Cypripedium calceolus is known to primarily associate with mycorrhizal fungi in the genus Tulasnellaceae.[10] [11] Specific relationships with mycorrhizal fungi are key to orchids' ability to access soil nutrients. Other suggested mycorrhizal partners include Alternaria sp., Ceratorhiza sp., Chaetomium sp., Cylindrocarpon sp., Epicoccum purpureum, Epulorhiza sp., Moniliopsis sp., Mycelium radicis atrovirens, Phoma sp. and Rhizoctonia subtilis sp.[12]
Although the global conservation status of Cypripedium calceolus is least concern according to the IUCN Red List, in many countries (including the UK and Denmark) it has become rare and is afforded legal protection. C. calceolus is common in Poland and Austria but in Greece it has become extinct.[3]

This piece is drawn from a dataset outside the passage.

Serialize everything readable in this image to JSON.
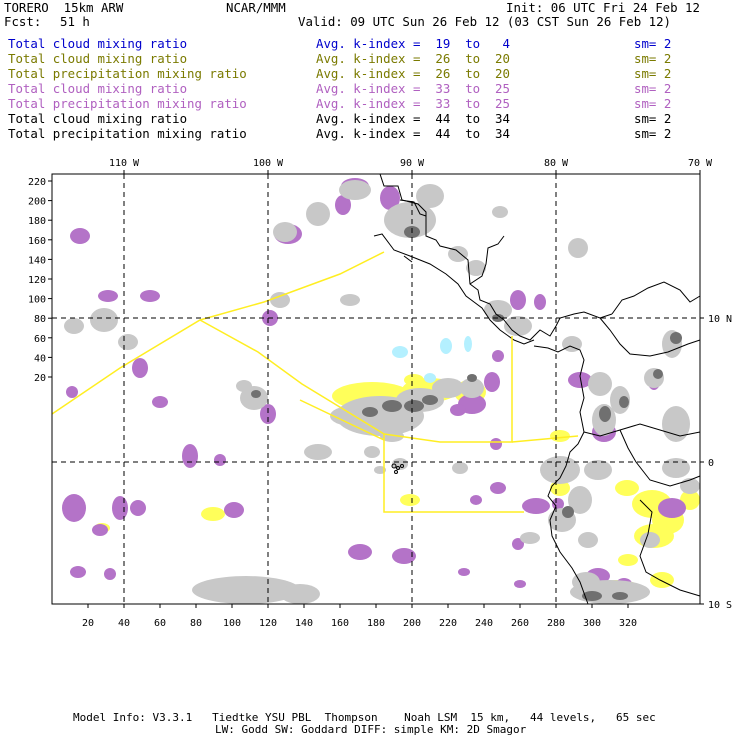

In Britain, it was formerly a reasonably widespread plant across northern England, particularly the limestone area of the Yorkshire Dales.[13] By the late 20th century it had declined to just a single plant in one location in the Dales.[14] While the virtual extinction of the lady's-slipper orchid from its historical range in Britain is often blamed on uprooting by gardeners and botanists, it is also the case that its preferred habitat shrank markedly with human clearance of woodland from the limestone landscape, and the grazing of sheep will have finished it off.[15] It became a protected species in the UK in 1975 under the Conservation of Wild Creatures and Wild Plants Act,[16] but a reintroduction programme for the lady's-slipper orchid is in place,[17] [18] and has led to a population of hundreds of plants as of 2003.[19]
With the help of Dutch plant breeder and wholesaler Anthura, who made the Genus and this species commercially available in garden centers, this species is successfully reintroduced in several locations in Switzerland at the request of the Swiss Orchid Foundation. Seeds from the Swiss population were used by Anthura resulting in three thousand viable plants available for the reintroduction. The locations are kept secret, but are monitored regularly.http://anthura-unlimited.anthura.nl/anthurinfo-2019-june/cypripedium-calceolus/
Cypripedium calceolus has appeared on postage stamps in a huge number of countries including Austria, the Czech Republic, Denmark, France, Grenadines, Hungary, Italy, Latvia, Madagascar, Moldova, Mozambique, Norway, Romania, Russia, Slovenia, Sweden, Uganda, Ukraine and the United Kingdom.[20]
The Norwegian municipality of Snåsa has a Cypripedium calceolus in its coat-of-arms.
In Pavel Ivanovich Melnikov's "In the Forests", a znakharka (Russian wise woman) calls this Adam's head, Adam's grass, and Cuckoo's slippers and says it is good for every ill including driving away evil spirits.